Despite those factors, though, the decision to buy or rent has been pretty much a monetary one.
So forget for a moment all that intrinsic stuff about being able to turn a house into a home, giving your kids their own backyard in which to play and living where the schools are better. If a family has enough dough salted away to cover a down payment and closing costs, if it can qualify for a mortgage and if it can afford the monthly payments, property taxes and insurance, it often buys.
Nowadays, however, many people are thinking twice about homeownership. Otherwise, they would be out there bargain-hunting, snapping up prized houses at rock-bottom prices and record-low mortgage rates, and laughing all the way to the Promised Land.
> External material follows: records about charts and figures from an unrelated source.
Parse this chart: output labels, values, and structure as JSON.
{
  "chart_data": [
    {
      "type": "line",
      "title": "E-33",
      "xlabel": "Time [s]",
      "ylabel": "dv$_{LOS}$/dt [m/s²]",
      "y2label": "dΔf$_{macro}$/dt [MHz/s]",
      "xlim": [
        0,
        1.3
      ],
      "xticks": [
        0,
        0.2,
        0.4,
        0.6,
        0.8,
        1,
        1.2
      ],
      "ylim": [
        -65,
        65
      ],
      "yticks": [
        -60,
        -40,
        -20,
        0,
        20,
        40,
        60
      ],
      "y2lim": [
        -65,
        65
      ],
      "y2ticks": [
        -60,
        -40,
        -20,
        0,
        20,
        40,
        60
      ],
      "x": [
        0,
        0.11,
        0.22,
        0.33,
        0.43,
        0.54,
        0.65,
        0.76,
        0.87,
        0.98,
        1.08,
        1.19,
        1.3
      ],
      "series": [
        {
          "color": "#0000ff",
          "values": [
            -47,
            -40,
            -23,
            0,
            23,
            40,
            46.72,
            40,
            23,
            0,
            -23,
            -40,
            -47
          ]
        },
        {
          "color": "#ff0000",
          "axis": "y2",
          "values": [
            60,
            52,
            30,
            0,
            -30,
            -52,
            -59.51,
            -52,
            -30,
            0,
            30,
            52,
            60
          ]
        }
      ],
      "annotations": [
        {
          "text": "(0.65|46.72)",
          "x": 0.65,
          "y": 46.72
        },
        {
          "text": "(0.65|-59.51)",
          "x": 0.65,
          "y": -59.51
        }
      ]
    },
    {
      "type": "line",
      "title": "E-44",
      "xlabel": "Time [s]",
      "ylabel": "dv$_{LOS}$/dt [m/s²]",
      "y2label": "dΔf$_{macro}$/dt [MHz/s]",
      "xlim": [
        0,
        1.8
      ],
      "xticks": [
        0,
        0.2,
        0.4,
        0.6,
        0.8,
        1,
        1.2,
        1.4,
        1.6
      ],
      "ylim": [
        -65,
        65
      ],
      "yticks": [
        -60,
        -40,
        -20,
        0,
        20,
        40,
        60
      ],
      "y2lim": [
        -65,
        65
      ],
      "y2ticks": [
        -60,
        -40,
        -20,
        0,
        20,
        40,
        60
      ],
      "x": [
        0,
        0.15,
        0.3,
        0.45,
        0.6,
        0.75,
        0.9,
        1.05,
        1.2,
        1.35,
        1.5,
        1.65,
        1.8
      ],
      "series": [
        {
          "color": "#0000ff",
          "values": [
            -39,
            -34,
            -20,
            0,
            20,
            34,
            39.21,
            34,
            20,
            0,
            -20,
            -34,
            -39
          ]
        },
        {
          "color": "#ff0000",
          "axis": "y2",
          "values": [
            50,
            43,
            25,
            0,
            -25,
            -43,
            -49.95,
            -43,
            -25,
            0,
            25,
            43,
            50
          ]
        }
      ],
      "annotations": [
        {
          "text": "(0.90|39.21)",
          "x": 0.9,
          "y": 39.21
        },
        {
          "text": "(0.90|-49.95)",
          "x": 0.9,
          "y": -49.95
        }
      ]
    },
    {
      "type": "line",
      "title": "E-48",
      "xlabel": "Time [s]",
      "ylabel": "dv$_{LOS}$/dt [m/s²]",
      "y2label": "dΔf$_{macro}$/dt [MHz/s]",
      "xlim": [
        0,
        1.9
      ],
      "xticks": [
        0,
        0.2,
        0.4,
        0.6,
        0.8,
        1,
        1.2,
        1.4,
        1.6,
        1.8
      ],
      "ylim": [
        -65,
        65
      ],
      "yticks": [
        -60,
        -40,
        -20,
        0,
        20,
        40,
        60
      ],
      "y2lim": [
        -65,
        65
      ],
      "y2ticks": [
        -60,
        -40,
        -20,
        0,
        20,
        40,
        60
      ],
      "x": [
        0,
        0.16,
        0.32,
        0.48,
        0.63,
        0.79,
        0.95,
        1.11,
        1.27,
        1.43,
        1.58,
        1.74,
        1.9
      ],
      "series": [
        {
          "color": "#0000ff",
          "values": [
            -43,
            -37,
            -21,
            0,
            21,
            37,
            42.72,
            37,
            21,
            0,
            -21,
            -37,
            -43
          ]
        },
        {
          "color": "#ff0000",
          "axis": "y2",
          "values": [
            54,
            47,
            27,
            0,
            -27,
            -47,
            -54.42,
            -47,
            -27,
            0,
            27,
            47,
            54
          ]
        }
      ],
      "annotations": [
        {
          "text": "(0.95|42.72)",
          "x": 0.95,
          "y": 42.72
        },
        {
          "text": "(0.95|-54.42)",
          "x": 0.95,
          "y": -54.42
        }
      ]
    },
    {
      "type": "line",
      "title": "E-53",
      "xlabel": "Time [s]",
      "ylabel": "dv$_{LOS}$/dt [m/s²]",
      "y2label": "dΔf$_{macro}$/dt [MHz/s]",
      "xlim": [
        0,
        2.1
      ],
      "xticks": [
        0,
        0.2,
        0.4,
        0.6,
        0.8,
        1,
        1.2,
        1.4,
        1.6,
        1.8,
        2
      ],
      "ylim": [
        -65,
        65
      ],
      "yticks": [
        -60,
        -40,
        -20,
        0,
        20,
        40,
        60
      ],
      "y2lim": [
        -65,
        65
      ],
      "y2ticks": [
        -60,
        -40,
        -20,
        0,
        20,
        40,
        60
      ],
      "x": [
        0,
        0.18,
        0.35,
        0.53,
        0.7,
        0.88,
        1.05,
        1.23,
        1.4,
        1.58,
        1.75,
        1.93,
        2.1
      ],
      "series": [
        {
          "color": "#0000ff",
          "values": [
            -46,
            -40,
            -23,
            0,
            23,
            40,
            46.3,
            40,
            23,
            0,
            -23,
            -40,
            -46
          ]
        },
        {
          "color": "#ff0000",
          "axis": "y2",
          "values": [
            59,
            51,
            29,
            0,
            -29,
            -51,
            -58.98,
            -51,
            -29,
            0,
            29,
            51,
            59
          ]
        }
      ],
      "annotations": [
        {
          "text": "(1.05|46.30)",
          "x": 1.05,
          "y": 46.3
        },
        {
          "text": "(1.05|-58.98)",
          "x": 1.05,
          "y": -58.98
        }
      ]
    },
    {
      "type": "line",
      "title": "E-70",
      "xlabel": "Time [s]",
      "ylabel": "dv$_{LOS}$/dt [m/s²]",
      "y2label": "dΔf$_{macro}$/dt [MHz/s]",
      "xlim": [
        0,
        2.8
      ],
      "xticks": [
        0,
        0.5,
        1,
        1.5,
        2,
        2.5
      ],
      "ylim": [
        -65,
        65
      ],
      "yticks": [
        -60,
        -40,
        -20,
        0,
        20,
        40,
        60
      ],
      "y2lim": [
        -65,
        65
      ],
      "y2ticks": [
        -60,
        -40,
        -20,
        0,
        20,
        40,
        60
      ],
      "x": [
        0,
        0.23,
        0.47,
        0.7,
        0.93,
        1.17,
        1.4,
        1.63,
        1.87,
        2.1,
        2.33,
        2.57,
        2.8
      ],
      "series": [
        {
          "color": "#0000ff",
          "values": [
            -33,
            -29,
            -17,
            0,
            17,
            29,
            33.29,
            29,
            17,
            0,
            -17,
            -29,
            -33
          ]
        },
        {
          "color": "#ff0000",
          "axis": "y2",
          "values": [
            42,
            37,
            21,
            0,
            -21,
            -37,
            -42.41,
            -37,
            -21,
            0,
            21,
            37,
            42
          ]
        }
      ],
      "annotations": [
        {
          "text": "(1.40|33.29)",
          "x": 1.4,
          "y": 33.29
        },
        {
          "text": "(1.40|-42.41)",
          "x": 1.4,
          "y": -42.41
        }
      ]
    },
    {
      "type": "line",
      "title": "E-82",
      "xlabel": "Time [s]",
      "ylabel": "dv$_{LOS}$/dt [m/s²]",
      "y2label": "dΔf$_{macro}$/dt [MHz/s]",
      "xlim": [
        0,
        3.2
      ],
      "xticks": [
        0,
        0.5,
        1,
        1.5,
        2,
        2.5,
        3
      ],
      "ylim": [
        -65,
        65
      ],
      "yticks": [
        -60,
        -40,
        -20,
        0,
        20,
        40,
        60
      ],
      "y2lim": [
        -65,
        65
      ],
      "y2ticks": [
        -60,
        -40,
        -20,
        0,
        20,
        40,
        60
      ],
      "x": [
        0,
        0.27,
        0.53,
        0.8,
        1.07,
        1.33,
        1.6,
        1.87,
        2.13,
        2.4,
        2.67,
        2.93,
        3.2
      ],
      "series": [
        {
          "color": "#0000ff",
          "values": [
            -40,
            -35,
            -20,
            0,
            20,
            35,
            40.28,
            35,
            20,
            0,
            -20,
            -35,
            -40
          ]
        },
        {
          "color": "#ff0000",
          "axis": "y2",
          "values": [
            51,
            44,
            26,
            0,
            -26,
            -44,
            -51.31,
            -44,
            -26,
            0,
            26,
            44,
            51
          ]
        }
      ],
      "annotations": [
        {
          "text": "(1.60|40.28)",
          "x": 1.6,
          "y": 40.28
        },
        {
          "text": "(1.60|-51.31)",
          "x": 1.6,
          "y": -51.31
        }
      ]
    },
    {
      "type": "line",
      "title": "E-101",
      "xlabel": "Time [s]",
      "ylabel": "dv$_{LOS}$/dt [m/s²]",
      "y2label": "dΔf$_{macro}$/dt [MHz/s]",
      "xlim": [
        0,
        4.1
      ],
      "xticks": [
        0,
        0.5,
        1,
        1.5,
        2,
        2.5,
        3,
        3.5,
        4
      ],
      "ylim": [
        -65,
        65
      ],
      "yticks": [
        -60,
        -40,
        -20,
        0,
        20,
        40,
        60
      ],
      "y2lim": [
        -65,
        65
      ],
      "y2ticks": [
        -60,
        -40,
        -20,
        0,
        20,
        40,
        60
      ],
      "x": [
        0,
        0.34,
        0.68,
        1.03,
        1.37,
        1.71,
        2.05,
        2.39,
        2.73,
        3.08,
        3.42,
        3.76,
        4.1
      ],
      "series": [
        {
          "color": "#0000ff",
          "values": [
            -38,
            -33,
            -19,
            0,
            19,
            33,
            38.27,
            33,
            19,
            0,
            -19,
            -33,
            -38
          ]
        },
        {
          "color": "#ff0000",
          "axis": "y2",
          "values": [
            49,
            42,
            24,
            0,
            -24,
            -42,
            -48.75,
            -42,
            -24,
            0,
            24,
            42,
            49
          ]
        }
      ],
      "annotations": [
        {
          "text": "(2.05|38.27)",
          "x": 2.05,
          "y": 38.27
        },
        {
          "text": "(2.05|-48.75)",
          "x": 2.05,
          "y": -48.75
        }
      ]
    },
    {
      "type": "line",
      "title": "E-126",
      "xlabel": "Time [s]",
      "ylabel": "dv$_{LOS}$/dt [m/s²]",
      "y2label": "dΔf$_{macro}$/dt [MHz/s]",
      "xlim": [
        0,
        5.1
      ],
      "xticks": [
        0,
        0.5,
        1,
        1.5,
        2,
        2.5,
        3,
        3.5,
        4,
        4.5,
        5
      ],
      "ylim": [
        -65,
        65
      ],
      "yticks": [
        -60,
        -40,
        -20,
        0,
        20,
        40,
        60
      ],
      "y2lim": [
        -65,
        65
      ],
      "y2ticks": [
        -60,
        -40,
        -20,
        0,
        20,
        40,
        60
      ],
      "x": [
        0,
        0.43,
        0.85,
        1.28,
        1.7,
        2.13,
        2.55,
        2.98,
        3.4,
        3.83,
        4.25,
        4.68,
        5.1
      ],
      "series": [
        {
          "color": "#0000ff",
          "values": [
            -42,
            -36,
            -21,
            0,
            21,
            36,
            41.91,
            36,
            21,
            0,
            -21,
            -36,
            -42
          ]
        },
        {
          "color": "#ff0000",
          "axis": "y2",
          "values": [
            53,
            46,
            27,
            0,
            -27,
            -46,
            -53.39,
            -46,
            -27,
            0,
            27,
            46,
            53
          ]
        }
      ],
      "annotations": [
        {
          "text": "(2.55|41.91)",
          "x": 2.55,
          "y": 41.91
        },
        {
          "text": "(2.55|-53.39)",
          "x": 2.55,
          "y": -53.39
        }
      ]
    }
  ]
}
More than ever, people need to know what makes more financial sense, buying or renting.
That's a problem Steve Rossi faced in the mid-1980s. Fresh out of college, he was told that it would be foolish to buy. But when he looked into the pros and cons of ownership versus renting, "all I got was bits and pieces," he recalls. "Nobody really had the whole picture."
So Rossi turned to his older brother, John, a computer specialist, and together they wrote a program that answered Steve's question: After six years as an owner, he would turn a profit.
"How long you stay determines whether or not ownership will be profitable," Steve says. "If you buy today and sell tomorrow, you are going to lose money. But the longer you live there, the more it pays to buy."
Steve still lives in the Annandale, Va., house he bought 26 years ago. By day, he and John work for Uncle Sam. By night, the brothers have turned Steve's dilemma nearly three decades ago into a business telling anyone who asks how long it will take his or her house to make money.
Years ago, most people came to the Rossi brothers through the Learning Annex, a Washington-area open university where they taught the class To Buy or Not to Buy — That Is the Question. But now, thanks to the Internet, their reach is much wider. In fact, it doesn't matter where you live. If you can answer some basic questions at their site — http://www.tobuy.webs.com — and have $10 to spare, they can tell you when you will reach the break-even point.
When they first started, the brothers needed answers to 17 questions, things such as how much you expect to spend on utilities, insurance and maintenance, and where would you put the money if you don't invest in a house. Now, they've pared their list of questions to 13.
The simplified "Buy or Not Buy" questionnaire doesn't ask what you spend on utilities — the Rossis' computer program adjusts for that automatically — but it still wants to know what you think you would be earning if you invested in something other than real estate. After all, Steve says, "money spent is money not being invested, so you have to adjust accordingly."
Don't worry if you can't answer all the questions. The questionnaire has all kinds of prompts along the way, such as "3% is reasonable" when figuring the escalation rate of your utilities, maintenance and insurance. Even if some questions are left blank, the Rossi brothers have done so many of these analyses that they can answer them accurately for you, and all the information you provide is strictly confidential.
There are other programs that claim to do the same thing as the Rossis'. But most of those are written for or by real estate professionals who would like to sell you a house. The Rossi brothers, on the other hand, are independent and have nothing to gain whether you buy or not. Indeed, if there is room for bias in their program, it appears to be in favor of waiting.